12. They try to make you feel as though they are always right, and you are wrong.  (gaslighting- he always told me that it was my anxiety, or it was all in my head. I was overexagerating everything I was feeling when he treated me wrong. So, I felt like my feelings were always invalid. I just trusted what I was told.)  
13. They accuse or blame you of things you know aren’t true. (basically read everything above.But, I eventually believed what he said was all true and I was just crazy)
14. They are intolerant of any seeming lack of respect. (My feelings were never accounted for. He always said that what I do doesn’t affect your feelings. For a part of that, I do believe that people are not responsible for other people’s emotions, but at the same time, he literally did not care how his actions or words affected me ever. There’s a difference between knowing where the line is and having no space to care about how you affect anyone at all, ever.)
15. They make excuses for their behavior, try to blame others, and have difficulty apologizing. (When I reported him for rape to my university, he blamed it on his mental illness, specifically ADHD and bipolar. But that’s only one of the instances.)
16. The repeatedly cross your boundaries and ignore your requests. (See above for the general idea of him not respecting my boundaries. I also told him that I don’t want to hear about anything sexual with your other partners and I don’t want to hear about your other partner’s personal lives, but I ended up seeing a nude picture of one, knowing very personal stories about each of them, and also realizing that they know almost every personal detail about me as well, even though I told him that I don’t want my information going to any of his partners.)
17.They resort to pouting or withdrawal to get attention or attain what they want.  (withdraw all the time)
 18. They don’t show you empathy or compassion. (he very rarely cared about my feelings. He did not compromise to help. Compromise is needed in a relationship)
19. They play the victim and try to deflect blame to you rather than taking personal responsibility. (He blamed him raping me on his mental illness, etc)
20. They disengage or use neglect or abandonment to punish or frighten you. (Again, he stopped talking to me if I was in a bad mood. Very rarely would he talk to me on bad moments. He also stranded me at the hospital once after he called the cops on me)
21. They don’t seem to notice or care about your feelings. (already covered this)
With all that said, I know that I was completely unaware of the fact that i was being emotional abusive to him. I am not sure if he was aware he was being emotional abusive towards me. I have confronted him in the past about a few of the things in the list and he always said that he never meant to do certain things, but most of the things on the list, I have not confronted him with, so I’m not sure if he actually knows or realizes that he does some of those things. It’s not really conclusive if he was emotionally abusive on purpose, because I know I surely was not. I never meant to act that way or do those things above and it breaks my heart. I know that he has hurt me in so many ways, but I still don’t believe that he deserved what I did to him. No one deserves to hurt in these ways. I’m not really sure on how to move past this. I think writing this was the first step. I think I need to get back into counseling this fall. I won’t be able to go to counseling all year, but I will be able to go until decemeber, which is better than nothing. 

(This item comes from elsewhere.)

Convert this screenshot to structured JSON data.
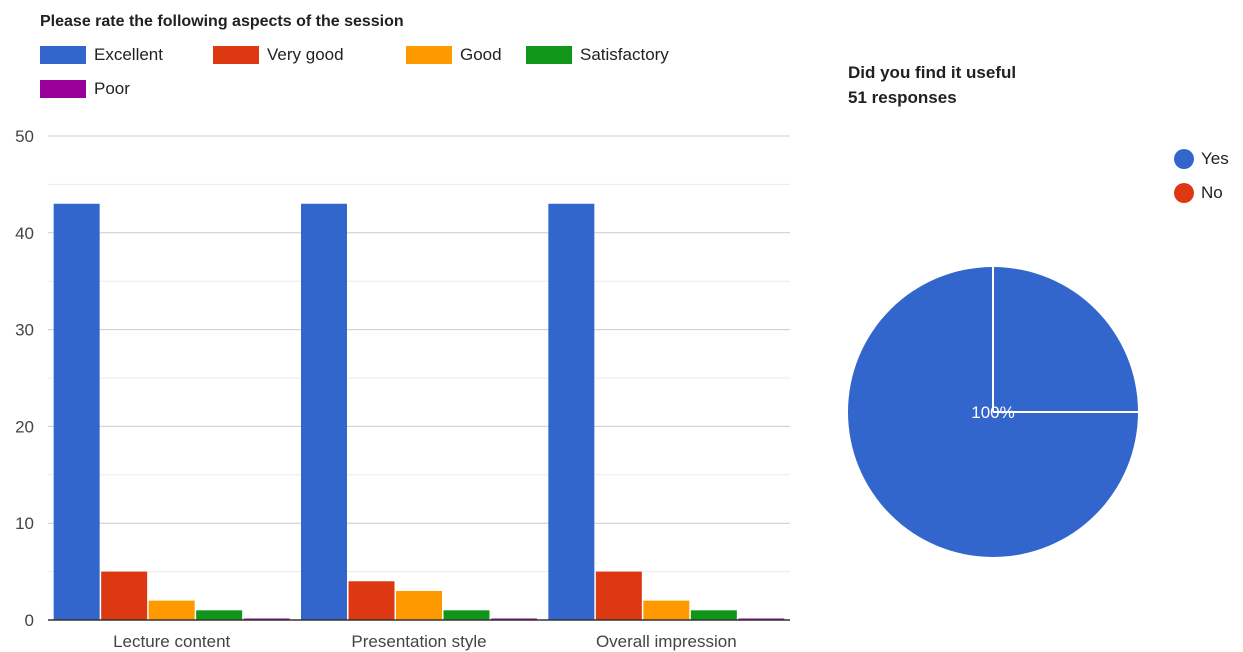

Even with coming to terms with some of this, it still never excuses anything. It will never excuse my behavior and it will never excuse his behavior. What we both did in the relationship was not okay. We had good times, along with the bad. Neither erase the other and neither condone the other. I just think that this is a lot of grey area and i’m not used to dealing or coping with grey area. I’ve lived with black and white thinking my entire life and now I have to learn to come to terms with things that aren’t as easy as definitive answers and conclusions. Life is messy and not everything fits in nice little boxes.